[G,G] is normal closure of [S,S]

hbghlyj

If $G = \langle S \rangle$, then every element of $G$ can be written as a product of elements in $S$ and their inverses.
The commutator subgroup $[G,G]$ is the subgroup generated by all commutators:
$$[g,h] := ghg^{-1}h^{-1}, \quad \text{for } g,h \in G.$$
Define:$$[S,S] := \{ [s_1, s_2] \mid s_1, s_2 \in S \}.$$
Note that this is just a set, not a subgroup.

Question:

Is $[G,G]$ generated by the set of conjugates of $[S,S]$? That is,
$$
[G,G] = \langle \text{conjugates of } [s_1,s_2] \text{ for } s_1,s_2 \in S \rangle.
$$
More precisely: if $G = \langle S \rangle$, then:
$$
[G,G] = \langle [g,h] \mid g,h \in G \rangle = \langle x [s,t] x^{-1} \mid s,t \in S, x \in G \rangle.
$$

hbghlyj

What would go wrong if we only used $[S,S]$ without conjugates?
Example: $G = S_3$, $S = \{(12), (23)\}$
The commutators of the generators:
$$[(12), (23)] = (132).$$
So $[S,S] = \{(132)\}$.
But the commutator subgroup $[S_3, S_3]$ is $A_3 = \{ e, (123), (132) \}$.

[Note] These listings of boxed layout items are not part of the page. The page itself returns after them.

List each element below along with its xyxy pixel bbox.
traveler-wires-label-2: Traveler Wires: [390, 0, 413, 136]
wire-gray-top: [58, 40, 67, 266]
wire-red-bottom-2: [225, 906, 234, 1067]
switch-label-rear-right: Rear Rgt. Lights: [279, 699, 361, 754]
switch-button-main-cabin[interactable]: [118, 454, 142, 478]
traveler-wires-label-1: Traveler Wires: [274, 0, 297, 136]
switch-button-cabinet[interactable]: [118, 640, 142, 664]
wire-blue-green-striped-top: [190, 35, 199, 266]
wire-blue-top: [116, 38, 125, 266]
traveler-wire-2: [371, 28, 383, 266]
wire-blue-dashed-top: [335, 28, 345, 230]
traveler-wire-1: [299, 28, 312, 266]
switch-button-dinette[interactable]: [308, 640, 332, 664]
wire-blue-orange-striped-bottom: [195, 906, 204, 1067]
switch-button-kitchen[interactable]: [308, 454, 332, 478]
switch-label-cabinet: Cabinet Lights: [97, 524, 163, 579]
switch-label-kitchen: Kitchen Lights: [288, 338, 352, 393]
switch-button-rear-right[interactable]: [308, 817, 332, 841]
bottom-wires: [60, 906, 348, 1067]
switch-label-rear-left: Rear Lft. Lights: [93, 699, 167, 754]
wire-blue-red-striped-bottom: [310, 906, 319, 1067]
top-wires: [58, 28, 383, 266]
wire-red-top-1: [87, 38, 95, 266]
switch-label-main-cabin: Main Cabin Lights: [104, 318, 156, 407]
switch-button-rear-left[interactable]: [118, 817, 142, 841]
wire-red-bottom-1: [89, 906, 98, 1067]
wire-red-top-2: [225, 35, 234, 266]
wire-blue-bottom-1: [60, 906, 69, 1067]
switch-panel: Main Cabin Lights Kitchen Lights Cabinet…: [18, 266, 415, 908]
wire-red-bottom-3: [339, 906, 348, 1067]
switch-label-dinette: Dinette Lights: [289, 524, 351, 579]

Notice: We only got $(132)$ from $[S,S]$ directly. We are missing $(123)$.

How do we get (123)?
We take a conjugate:
$$
(12)(132)(12)^{-1} = (123).
$$
So, the other element of the commutator subgroup appears as a conjugate of a commutator of generators.

Moral of the story:
If you only take $[S,S]$, you don’t get a subgroup that contains all commutators of $G$.
You need all conjugates of $[S,S]$ to ensure you have a normal subgroup containing them — and $[G,G]$ is exactly the smallest normal subgroup containing all commutators.
$$
[G,G] = \langle g[s,t]g^{-1} \mid s,t \in S,\, g \in G\rangle
$$

hbghlyj

Let
\[
N := \big\langle g [s,t] g^{-1}
\bigm|s,t\in S,g\in G\big\rangle
\subseteq G.
\]

• Recall $[G,G]$ is the subgroup generated by all commutators $[g,h]$ with $g,h\in G$.
  To see each such $[g,h]\in N$, write
  \[
  g = s_{1}^{\varepsilon_1} s_{2}^{\varepsilon_2}\cdots s_{m}^{\varepsilon_m},
  \quad
  h = t_{1}^{\delta_1} t_{2}^{\delta_2}\cdots t_{n}^{\delta_n},
  \]
  with $s_i,t_j\in S$ and $\varepsilon_i,\delta_j=\pm1$.
  Then one uses the basic commutator identities
  \[
  [xy,z]
  = x [y,z] x^{-1}[x,z],
  \qquad
  [x,yz]
  = [x,y]y [x,z] y^{-1},
  \]
  repeatedly to express $[g,h]$ as a product of conjugates of $[s_i,t_j]$.
  Since each such conjugate lies in $N$, it follows that $[g,h]\in N$, and thus $[G,G]\subseteq N$.
• Note that for any $s,t\in S$ and any $g\in G$,
  \[
  g [s,t] g^{-1}
  =
  \bigl[g s g^{-1},g t g^{-1}\bigr],
  \]
  which is itself a commutator of elements of $G$.
  Hence each generator of $N$ lies in $[G,G]$, so $N\subseteq [G,G]$.